Sheep. Cute, cuddly, soft, and sweet. Don’t ya just wanna snuggle one?
No, you don’t! As a Vermonter by childhood, I got to experience sheep first hand. Maybe it was because I was allergic to them, but I remember them being annoying and dirty. Their rough wool was not something you wanted to pet and boy, were they loud!
If you search for sheep videos on YouTube, you’ll also find they’re not very self-sufficient. Prone to wander and get themselves into perilous predicaments, sheep need help. When they do stick together, their herd-mentality and lack of awareness tends to get them in trouble. And without much of a ‘natural defense,’ sheep require the protection and care human hands, eyes, and minds can provide them.
As a mom, I can relate to those shepherds. In our busy life, with three kids on different school and activity schedules, I feed and move and protect and feed and move and protect. It’s exhausting on many days, but like all parents, I want my children to live in the security of knowing they are cared for!
More than my care, though, I want them to live in the security of knowing they are cared for by Someone much more capable than me. I want them to know that this God we pray to is not only big and strong and awesome – He’s also available to meet their daily personal needs.
But when your daily personal needs involve school, homework, playing, eating, and maybe a few chores, what do you really need God for? When I pray with our girls at night, I find myself struggling to come up with ways God may have helped them that day or could help them tomorrow – and I see their own struggle when I ask them how I can pray for them.
When David penned the verses of Psalm 23, he was speaking from experience. As a shepherd himself, David knew all about the care of sheep. Before battling Goliath, playing his harp for King Saul, or becoming king himself, David spent his days feeding and moving and protecting, feeding and moving and protecting.
In this well-known Psalm, David points out the similarities between his life of caring for sheep and his life of being cared for by God:
The LORD is my shepherd; I shall not want.
He makes me lie down in green pastures.
He leads me beside still waters. He restores my soul.
He leads me in paths of righteousness for his name’s sake.
Even though I walk through the valley of the shadow of death,
I will fear no evil, for you are with me;
your rod and your staff, they comfort me. (v. 1-4)
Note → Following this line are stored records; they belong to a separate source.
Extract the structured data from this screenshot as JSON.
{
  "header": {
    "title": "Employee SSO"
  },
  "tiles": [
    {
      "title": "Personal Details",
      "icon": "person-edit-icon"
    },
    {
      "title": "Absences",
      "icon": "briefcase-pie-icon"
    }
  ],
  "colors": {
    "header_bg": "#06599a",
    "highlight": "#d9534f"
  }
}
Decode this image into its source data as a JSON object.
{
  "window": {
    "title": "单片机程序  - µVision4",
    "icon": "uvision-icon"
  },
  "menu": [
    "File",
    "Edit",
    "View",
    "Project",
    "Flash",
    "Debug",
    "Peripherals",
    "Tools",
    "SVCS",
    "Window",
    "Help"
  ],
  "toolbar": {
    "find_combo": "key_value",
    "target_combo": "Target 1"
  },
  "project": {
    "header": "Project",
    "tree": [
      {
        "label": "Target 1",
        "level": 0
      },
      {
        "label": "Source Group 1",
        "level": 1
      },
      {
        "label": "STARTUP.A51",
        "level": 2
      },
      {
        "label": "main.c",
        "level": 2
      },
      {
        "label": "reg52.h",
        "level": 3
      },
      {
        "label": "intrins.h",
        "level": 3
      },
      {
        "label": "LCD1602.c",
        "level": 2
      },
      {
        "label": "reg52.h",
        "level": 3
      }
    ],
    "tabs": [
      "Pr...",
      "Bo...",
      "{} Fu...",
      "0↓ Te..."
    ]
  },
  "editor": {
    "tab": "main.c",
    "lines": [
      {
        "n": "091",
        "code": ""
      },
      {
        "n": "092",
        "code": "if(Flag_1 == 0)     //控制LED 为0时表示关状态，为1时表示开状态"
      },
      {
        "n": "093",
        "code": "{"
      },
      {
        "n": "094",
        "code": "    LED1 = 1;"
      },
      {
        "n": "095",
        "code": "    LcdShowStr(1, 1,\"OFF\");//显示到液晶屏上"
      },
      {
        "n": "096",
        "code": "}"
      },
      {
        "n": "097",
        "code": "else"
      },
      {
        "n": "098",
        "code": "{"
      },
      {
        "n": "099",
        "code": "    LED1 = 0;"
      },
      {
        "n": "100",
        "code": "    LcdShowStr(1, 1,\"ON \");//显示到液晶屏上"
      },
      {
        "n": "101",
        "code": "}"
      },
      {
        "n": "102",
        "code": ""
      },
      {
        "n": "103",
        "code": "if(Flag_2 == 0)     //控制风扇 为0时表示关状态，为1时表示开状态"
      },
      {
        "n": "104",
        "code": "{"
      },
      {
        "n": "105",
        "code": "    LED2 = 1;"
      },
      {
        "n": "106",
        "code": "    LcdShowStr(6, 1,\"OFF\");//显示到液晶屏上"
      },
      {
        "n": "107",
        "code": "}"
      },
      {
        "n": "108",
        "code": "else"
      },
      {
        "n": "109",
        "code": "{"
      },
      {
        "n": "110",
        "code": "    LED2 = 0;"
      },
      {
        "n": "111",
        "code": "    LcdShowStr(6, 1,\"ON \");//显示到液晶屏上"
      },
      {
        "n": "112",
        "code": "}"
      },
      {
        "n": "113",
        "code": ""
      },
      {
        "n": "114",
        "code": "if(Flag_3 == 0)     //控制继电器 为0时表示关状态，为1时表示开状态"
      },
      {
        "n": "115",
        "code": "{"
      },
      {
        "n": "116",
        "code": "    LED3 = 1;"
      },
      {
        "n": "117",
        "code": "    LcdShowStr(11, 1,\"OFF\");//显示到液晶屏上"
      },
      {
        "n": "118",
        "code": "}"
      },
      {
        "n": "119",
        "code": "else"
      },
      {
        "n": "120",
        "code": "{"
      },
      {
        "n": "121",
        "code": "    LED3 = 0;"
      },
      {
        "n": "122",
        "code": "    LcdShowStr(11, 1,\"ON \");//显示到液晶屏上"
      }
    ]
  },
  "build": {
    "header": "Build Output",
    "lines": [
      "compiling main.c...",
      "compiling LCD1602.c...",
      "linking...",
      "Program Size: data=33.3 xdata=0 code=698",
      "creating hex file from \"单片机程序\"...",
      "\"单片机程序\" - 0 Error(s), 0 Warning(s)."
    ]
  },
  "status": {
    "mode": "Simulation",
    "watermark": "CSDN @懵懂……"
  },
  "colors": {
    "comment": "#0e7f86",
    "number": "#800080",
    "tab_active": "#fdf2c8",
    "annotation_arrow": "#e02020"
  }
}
When David says, “I shall not want,” he wasn’t saying he didn’t have needs, he was saying he was so well cared for he wasn’t aware of those needs. Sheep, by nature, have little awareness of how they are being cared for – they have no way of perceiving all that is being done to keep them alive and well. They don’t know the predators they’ve been protected from and they never wonder how the shepherd will meet their next need – they just know they’re full and happy!
A few weeks ago Tim was away and it was a four-trips-to-the-school-and-back-for-swim-practices kind of night. The first practice was at 5:30, and around 5:10 I looked at the clock and thought, “I should tell Amelia it’s almost time to go.” But I had a mouth full of pita chips and I was busy with a project, so I decided to give her a couple more minutes.
Unfortunately, the next time I looked up, it was after 5:30. “Oh no!” I yelled and we went into full-on panic mode. Practice was already starting and my kid who can’t handle being late was going to be really late! I remember thinking, “How did this happen? God, why didn’t you help me?”
When we arrived at the middle school most of the other parents had come and gone, but it just so happened that another family was just as late as we were. And they just happen to be a family we know well and who lives near us and who we’ve carpooled with before. The dad looked at me and said, “Hey, I heard Tim’s away, can we give Amelia a ride home for you tonight?”
Could I have handled the four trips? Of course. But instead, I was given a moment of rest that I didn’t even know I needed. And it was all orchestrated outside of my awareness. Sheep don’t perceive all that is being done for them and my human brain will never perceive all that God is doing for me!
After having just about enough of “That’s not mine, why do I have to pick it up?” and “I didn’t make that mess, they did!” Tim and I have started threatening to take a whole day (or week – the time seems to lengthen with each threat 😉) and stop doing anything for anyone but ourselves. We haven’t had to follow through yet, but I think our kids would be shocked at how much we do to care for them!
Our girls may have no idea how much we do for them, but we kind of like it that way and I think our Good Shepherd likes it that way, too. We can’t always label or pinpoint how He’s feeding, moving, or protecting us, but we can absolutely trust that His “goodness and mercy shall follow me all the days of my life” (v. 6).